Bizzy's Launch List: Start your business or startup in 12 guided steps
Bizzy's Launch List is a guided 12-step platform for people who want to start a business or startup in the United States. It's built around the U.S. Small Business Administration's 10 Steps to Start a Business and pairs each step's work with AI tools (Claude, ChatGPT, Gemini, Perplexity, Copilot) used as a co-pilot.
The 12 steps
- Steps 1-3 · Market discovery: Why you're building, who your customers are, what competitors look like.
- Step 4 · Your AI co-pilot: Set up AI tools to draft, check, and speed up every step ahead.
- Steps 5-6 · Strategy: Designing your MVP, bootstrapping cheaply, and choosing a business structure (LLC vs sole prop vs S-Corp). Maps to SBA Step 2: Write your business plan and Step 3: Fund your business.
- Step 7 · Formation: Naming your business, registering it, and getting your EIN. Maps to SBA Step 5 through Step 8.
- Steps 8-10 · Operations & compliance: Websites and work platform, licenses and permits, business banking, and your startup costs. Maps to SBA Step 9 and Step 10.
- Steps 11-12 · Go to market: A final pre-launch review, then launching your business.
Key concepts taught
Business structures. A sole proprietorship is the default: no filing, no fee, but no liability protection. An LLC requires a state filing (typically $50-$500) and keeps personal assets separate from business assets. S-Corp election is a tax election available to LLCs and corporations once net profit clears roughly $60,000 per year. C-Corps are mainly for venture-capital-backed businesses.
EIN. Apply for an Employer Identification Number directly at irs.gov. It's free and takes about 5 minutes. Never pay a third-party service for this.
MVP / lean startup. Before committing to a lease or a loan, build the cheapest possible version of your business that real customers can pay for. Run a farmer's-market pop-up before signing a restaurant lease. Take a few founding clients before incorporating. Pre-sell on Kickstarter before manufacturing inventory. The lean methodology comes from Eric Ries (HBR) and Steve Blank (Stanford GSB).
Human-centered design.
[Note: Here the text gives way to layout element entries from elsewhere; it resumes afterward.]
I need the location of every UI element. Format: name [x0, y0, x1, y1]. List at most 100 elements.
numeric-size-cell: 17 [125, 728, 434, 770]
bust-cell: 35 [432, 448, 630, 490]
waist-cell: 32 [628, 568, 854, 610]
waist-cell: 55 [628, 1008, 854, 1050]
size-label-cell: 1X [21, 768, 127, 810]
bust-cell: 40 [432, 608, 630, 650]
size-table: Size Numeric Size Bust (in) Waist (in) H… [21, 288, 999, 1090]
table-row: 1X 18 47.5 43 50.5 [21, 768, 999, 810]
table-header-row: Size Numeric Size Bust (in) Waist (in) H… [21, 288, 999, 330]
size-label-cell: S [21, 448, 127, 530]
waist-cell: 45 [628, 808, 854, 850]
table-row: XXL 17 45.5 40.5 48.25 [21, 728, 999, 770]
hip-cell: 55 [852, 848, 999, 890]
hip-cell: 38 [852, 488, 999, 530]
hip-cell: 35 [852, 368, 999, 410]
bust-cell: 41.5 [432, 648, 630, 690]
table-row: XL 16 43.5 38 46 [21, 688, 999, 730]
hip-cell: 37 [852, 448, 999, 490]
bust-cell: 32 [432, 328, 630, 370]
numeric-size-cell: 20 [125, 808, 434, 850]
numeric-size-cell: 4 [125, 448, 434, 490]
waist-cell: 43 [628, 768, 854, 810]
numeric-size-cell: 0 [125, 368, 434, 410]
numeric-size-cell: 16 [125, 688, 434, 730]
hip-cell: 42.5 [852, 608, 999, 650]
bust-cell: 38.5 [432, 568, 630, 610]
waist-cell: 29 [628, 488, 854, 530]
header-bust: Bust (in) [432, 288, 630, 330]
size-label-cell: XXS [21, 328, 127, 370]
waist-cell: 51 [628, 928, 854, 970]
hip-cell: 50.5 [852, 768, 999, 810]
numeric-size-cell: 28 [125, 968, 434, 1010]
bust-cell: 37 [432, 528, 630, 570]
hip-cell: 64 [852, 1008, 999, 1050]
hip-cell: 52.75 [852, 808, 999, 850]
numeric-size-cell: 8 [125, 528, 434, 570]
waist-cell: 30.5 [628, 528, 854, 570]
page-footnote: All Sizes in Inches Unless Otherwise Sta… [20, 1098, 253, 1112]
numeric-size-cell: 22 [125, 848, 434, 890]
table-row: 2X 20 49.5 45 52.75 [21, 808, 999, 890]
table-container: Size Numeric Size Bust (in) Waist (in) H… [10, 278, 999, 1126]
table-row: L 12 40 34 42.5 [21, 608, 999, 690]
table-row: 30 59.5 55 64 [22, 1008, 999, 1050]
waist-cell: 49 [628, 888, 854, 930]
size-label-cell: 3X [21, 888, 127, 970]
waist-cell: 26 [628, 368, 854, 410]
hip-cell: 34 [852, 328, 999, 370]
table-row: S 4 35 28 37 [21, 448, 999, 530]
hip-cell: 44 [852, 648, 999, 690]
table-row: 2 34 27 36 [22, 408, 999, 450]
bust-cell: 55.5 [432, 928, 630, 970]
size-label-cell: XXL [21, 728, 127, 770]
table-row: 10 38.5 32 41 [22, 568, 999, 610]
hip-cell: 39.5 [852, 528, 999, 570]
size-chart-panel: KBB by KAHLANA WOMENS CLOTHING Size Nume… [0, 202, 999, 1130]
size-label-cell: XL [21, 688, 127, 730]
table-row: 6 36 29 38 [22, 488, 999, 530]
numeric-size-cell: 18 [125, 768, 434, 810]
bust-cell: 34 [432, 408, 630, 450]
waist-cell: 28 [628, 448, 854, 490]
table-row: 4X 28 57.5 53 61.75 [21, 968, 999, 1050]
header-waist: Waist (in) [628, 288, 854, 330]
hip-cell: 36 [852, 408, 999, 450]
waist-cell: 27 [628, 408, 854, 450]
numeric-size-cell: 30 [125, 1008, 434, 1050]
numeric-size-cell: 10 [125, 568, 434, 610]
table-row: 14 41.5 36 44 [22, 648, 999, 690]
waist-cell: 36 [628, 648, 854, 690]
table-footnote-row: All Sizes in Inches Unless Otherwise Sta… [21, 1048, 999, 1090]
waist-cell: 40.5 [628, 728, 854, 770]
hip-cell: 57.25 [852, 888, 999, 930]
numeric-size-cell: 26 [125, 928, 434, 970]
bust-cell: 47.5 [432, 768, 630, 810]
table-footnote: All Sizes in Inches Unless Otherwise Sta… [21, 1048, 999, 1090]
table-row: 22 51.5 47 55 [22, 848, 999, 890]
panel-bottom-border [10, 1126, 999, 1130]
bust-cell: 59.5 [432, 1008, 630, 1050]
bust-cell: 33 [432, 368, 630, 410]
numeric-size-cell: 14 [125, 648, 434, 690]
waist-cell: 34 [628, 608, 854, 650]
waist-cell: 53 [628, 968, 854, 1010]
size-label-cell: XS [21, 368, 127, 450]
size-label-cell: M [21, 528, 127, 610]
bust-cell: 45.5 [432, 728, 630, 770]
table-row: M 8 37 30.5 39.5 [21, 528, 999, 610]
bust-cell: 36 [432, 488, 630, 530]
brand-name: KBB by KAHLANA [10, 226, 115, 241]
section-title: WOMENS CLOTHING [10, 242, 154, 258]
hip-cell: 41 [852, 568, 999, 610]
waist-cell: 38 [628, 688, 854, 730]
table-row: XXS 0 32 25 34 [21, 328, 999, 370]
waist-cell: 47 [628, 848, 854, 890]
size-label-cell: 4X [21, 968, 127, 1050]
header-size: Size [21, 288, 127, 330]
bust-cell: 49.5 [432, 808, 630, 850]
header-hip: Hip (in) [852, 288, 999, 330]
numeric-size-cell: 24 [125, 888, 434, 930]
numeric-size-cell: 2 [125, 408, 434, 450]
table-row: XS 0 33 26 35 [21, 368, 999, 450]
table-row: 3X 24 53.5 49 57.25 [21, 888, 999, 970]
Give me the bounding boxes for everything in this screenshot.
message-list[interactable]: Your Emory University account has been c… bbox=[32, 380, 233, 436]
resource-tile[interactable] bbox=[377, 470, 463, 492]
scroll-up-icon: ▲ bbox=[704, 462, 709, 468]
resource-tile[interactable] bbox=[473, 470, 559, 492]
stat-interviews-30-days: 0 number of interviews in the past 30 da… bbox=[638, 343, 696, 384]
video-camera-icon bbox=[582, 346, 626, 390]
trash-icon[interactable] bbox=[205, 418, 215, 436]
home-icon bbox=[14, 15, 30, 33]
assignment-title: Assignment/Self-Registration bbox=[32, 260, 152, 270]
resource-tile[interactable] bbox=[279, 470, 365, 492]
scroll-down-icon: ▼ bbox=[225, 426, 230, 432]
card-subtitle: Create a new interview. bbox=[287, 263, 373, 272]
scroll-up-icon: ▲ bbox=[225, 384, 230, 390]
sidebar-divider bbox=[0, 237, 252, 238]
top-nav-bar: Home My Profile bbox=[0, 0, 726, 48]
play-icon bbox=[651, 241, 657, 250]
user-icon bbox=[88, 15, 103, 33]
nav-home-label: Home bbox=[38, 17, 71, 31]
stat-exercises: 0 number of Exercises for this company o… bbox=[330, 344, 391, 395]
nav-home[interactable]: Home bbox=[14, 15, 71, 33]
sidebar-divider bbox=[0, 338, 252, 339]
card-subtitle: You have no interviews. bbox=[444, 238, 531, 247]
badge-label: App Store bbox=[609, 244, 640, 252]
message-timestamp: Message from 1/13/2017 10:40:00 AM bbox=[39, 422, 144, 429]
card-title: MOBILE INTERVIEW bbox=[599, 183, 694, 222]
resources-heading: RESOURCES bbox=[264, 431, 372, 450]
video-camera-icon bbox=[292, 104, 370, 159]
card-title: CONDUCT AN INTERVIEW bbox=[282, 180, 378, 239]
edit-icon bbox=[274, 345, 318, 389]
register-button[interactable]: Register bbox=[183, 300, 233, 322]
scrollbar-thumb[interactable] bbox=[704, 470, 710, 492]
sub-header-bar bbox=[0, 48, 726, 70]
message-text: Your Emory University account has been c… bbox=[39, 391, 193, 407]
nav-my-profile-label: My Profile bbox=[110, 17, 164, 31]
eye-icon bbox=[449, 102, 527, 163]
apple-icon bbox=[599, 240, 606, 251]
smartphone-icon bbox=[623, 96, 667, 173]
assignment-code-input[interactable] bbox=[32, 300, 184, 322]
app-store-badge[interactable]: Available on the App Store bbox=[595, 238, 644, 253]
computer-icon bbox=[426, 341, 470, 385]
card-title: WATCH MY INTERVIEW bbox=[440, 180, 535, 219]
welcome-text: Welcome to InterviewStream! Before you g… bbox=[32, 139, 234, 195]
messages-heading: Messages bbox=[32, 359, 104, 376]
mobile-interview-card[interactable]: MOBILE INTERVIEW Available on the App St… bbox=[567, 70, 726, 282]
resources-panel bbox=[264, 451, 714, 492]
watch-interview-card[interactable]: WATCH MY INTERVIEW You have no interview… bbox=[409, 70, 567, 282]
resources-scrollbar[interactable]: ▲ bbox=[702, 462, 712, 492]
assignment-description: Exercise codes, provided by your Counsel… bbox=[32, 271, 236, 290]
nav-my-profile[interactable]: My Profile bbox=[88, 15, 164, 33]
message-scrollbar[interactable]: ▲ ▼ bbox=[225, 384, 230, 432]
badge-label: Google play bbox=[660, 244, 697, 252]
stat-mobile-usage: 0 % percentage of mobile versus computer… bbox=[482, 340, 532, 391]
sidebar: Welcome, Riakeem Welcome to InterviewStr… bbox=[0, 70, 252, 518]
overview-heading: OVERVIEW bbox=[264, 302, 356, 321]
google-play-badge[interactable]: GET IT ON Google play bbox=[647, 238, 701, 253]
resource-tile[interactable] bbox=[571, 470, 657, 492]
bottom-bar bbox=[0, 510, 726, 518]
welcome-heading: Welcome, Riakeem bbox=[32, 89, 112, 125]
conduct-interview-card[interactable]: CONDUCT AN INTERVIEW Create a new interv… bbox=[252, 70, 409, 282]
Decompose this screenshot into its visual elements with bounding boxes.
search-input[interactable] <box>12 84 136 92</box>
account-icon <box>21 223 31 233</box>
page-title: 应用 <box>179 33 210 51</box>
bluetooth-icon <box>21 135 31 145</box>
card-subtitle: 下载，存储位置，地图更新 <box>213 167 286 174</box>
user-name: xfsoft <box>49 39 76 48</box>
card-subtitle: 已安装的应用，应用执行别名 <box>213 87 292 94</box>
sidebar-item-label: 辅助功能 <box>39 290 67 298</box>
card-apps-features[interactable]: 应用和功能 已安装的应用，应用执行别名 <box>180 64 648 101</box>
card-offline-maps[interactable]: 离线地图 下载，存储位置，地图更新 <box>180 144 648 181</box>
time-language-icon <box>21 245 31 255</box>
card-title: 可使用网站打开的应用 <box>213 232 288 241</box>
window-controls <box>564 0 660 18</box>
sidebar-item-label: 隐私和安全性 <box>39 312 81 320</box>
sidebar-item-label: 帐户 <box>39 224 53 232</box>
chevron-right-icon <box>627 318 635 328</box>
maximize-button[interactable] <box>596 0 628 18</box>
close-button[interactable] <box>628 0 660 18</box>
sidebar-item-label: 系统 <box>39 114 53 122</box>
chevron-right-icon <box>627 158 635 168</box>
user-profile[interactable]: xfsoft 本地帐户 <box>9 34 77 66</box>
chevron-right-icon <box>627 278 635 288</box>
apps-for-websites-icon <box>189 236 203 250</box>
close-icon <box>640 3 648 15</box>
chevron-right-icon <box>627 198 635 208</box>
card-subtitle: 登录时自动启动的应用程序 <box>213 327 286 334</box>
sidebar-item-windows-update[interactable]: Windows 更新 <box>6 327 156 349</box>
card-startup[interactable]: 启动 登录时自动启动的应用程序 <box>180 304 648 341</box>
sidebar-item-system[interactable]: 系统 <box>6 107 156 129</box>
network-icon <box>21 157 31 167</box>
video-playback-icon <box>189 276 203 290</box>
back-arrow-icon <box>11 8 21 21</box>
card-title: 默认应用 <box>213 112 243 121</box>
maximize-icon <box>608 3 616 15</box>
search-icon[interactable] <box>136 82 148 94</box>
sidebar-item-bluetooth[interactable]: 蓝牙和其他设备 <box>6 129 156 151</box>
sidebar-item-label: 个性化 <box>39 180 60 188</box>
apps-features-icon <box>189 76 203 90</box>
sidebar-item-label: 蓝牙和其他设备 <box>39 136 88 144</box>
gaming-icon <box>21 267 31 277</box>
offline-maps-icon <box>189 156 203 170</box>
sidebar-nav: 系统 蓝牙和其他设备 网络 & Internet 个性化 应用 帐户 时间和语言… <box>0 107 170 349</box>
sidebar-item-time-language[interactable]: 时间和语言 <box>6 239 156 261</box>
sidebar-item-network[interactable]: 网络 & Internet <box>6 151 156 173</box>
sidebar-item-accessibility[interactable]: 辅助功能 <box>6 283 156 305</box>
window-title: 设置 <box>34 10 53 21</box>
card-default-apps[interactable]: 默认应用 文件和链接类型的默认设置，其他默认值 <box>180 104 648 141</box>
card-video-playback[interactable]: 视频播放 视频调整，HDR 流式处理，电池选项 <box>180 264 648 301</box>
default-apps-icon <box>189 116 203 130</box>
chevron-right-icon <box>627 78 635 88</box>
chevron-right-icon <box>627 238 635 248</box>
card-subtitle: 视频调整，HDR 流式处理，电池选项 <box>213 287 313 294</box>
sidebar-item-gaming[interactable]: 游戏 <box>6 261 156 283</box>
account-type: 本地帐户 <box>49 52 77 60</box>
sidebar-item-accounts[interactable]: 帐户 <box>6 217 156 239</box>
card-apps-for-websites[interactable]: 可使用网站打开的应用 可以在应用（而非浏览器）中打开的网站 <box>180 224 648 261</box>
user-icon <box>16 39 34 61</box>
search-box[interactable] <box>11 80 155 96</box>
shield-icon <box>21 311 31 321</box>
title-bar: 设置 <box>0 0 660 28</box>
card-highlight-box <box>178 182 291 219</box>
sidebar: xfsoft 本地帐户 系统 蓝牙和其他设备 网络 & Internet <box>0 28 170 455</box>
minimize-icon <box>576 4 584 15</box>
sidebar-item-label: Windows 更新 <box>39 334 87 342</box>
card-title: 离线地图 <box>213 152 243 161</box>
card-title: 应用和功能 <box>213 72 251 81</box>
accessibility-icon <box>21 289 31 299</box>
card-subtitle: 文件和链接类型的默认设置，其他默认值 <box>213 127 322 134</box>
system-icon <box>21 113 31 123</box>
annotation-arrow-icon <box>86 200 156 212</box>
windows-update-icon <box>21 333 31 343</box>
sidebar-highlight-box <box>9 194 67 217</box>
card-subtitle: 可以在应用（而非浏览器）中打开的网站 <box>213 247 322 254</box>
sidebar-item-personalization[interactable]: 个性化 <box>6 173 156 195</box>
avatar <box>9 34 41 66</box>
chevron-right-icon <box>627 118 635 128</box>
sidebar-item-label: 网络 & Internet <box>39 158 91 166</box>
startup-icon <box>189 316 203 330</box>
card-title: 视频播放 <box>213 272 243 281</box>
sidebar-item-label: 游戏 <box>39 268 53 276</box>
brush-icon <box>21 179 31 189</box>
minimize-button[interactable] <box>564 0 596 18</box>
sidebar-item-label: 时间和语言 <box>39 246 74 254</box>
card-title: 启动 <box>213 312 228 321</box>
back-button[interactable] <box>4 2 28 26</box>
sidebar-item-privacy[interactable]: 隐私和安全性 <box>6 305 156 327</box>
Pioneered by IDEO and taught at Stanford's d.school, this approach starts from the person who'd pay you rather than from the product you want to build. Three lenses: desirability (do people want it?), feasibility (can you build it?), viability (can it sustain itself financially?).
Generative AI for founders. Modern AI tools (Claude, ChatGPT, Gemini, Perplexity, Copilot) can compress weeks of solo founder work into days: drafting business plans, summarizing competitor reviews, generating temporary brand assets, translating IRS pages into plain English. The caveat: AI models can sound confident while being wrong on specific rules (tax thresholds, state filing fees, license requirements). Always verify against primary sources like sba.gov and irs.gov.